The leading edge of the altimeter pulse reflected from the sea surface, built in accordance with the PDF approximation of the sea surface elevations in the form (9)

Note that with some combinations of values \(\lambda_3\) and \(\lambda_4\), a non-physical effect is observed. It manifests itself as the occurrence of a negative intensity of the reflected signal. It can be assumed that negative values of the PDF approximation \(P_{GC}^{\left( 1 \right)} \left( {\tilde{\eta }} \right)\) also distort the shape of the pulse in the vicinity of its maximum.

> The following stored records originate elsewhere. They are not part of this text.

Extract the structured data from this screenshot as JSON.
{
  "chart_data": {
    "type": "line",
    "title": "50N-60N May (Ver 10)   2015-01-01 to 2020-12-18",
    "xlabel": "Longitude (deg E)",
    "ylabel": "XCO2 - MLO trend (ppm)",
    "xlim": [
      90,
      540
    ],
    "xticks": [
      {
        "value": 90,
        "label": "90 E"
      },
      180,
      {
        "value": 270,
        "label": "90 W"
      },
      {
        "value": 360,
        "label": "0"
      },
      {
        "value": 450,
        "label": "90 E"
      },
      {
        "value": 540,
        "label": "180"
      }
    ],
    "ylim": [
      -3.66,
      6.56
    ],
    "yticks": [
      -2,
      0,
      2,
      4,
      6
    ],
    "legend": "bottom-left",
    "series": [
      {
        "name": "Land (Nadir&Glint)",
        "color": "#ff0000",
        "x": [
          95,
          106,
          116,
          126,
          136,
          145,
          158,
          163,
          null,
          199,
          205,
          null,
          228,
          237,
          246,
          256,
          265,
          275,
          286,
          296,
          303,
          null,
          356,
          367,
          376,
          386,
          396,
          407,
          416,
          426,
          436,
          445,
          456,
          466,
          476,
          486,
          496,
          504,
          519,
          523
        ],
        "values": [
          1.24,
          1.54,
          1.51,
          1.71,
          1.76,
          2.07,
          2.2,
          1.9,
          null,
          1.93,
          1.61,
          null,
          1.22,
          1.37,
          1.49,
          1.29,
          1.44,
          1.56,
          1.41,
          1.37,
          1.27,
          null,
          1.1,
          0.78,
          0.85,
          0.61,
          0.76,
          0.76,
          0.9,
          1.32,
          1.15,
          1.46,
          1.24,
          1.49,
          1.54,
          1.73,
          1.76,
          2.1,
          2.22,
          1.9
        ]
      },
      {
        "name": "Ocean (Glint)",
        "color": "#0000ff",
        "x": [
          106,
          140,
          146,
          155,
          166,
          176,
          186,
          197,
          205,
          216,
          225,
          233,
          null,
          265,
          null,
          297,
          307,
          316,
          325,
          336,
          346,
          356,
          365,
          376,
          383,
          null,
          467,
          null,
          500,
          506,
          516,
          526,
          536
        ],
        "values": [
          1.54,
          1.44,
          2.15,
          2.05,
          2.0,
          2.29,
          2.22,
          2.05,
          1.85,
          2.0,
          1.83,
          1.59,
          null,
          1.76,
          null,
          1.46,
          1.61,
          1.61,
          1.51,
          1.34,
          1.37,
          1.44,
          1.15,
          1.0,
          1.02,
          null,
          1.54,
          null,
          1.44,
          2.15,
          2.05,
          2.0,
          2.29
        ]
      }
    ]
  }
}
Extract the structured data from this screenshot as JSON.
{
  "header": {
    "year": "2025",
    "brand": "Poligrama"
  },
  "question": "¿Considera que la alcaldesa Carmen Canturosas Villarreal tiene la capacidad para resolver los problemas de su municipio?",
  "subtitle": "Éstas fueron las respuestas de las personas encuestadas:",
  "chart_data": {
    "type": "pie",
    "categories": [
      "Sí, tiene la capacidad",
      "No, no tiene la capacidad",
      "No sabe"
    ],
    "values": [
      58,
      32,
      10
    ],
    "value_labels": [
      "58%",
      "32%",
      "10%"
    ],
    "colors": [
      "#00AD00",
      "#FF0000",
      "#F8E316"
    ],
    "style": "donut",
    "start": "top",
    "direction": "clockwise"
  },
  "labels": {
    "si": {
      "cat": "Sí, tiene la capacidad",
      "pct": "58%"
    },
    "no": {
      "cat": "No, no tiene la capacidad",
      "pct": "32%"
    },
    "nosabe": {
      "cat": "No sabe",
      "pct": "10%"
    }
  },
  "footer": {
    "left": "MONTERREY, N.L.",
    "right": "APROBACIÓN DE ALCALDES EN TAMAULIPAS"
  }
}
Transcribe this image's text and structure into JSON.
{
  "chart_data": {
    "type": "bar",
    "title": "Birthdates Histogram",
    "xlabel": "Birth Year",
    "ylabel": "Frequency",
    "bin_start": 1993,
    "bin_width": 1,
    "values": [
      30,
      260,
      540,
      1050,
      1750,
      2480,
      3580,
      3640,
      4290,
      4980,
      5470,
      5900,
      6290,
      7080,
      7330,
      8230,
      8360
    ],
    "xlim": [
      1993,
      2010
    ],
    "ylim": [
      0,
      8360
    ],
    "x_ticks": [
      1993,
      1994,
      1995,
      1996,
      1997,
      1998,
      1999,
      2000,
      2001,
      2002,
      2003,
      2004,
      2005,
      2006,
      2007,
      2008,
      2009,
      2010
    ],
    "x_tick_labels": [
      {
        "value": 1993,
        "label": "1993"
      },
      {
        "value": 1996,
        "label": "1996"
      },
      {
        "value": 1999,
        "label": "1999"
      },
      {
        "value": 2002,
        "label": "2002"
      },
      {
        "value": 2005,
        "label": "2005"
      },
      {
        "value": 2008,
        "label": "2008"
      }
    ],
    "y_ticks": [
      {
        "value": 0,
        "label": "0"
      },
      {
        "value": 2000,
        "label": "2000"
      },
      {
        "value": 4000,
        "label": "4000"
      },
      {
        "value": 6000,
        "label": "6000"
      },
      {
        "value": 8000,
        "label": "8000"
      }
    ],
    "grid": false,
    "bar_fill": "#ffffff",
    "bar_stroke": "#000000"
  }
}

The main factors that determine the accuracy of the representation of the shape of the reflected radio pulse is the correct approximation of the PDF of the sea surface elevations. The use of PDF in the form (10) or (11) in the problems of radio altimetric measurements can lead to the appearance of negative values in the models describing the shape of the reflected radio pulse. Negative values \(V(t)\) are small in comparison with the amplitude of the reflected pulse, but their appearance indicates the need to construct an PDF approximation that allows to correctly describe the distribution of sea surface elevations.

6 Conclusion

Sea disturbance is a random quasi-Gaussian process. Uncertainty of the state of the sea surface is the main source of error in determining the mean surface level from the data of measurements with a radio altimeter installed on the spacecraft. The mean level is calculated from the transit time of a radio pulse from the spacecraft to the sea surface and back. This parameter depends on the PDF elevation of the surface, which is not known a priori.

Currently, the main PDF model of the sea surface in problems of interaction of radio waves with the sea surface is a model based on the truncated Gram-Charlier series. This model allows us to describe the distribution of elevations only in a limited range, beyond which strong distortions occur, up to the appearance of negative values. The limitation of the number of members of the Gram-Charlier series is caused by the fact that in field experiments it is possible to determine the cumulants of elevations no older than the fourth order. Cumulants of the fifth and higher orders are assumed to be equal to zero. Distortion at the tails of the elevation distribution when calculating the reflected pulse of the altimeter leads to distortion of its shape, as a result, an error occurs in determining the level of the sea surface. Currently, two approximations in the form (10) and (11) are used to simulate the reflected pulse of the altimeter using Gram–Charlier series. Numerical modeling has shown that both approximations lead to similar results. Both approximations have the same disadvantages.

As an alternative to approximations (10) and (11), it is proposed to use the PDF of sea surface elevations in the form of a Gaussian mixture. To calculate the parameters of the Gaussian mixture, as well as for the truncated Gram-Charlier series, the first four cumulants of the surface elevations are used. Unlike the truncated Gram-Charlier series, the Gaussian mixture does not have negative values.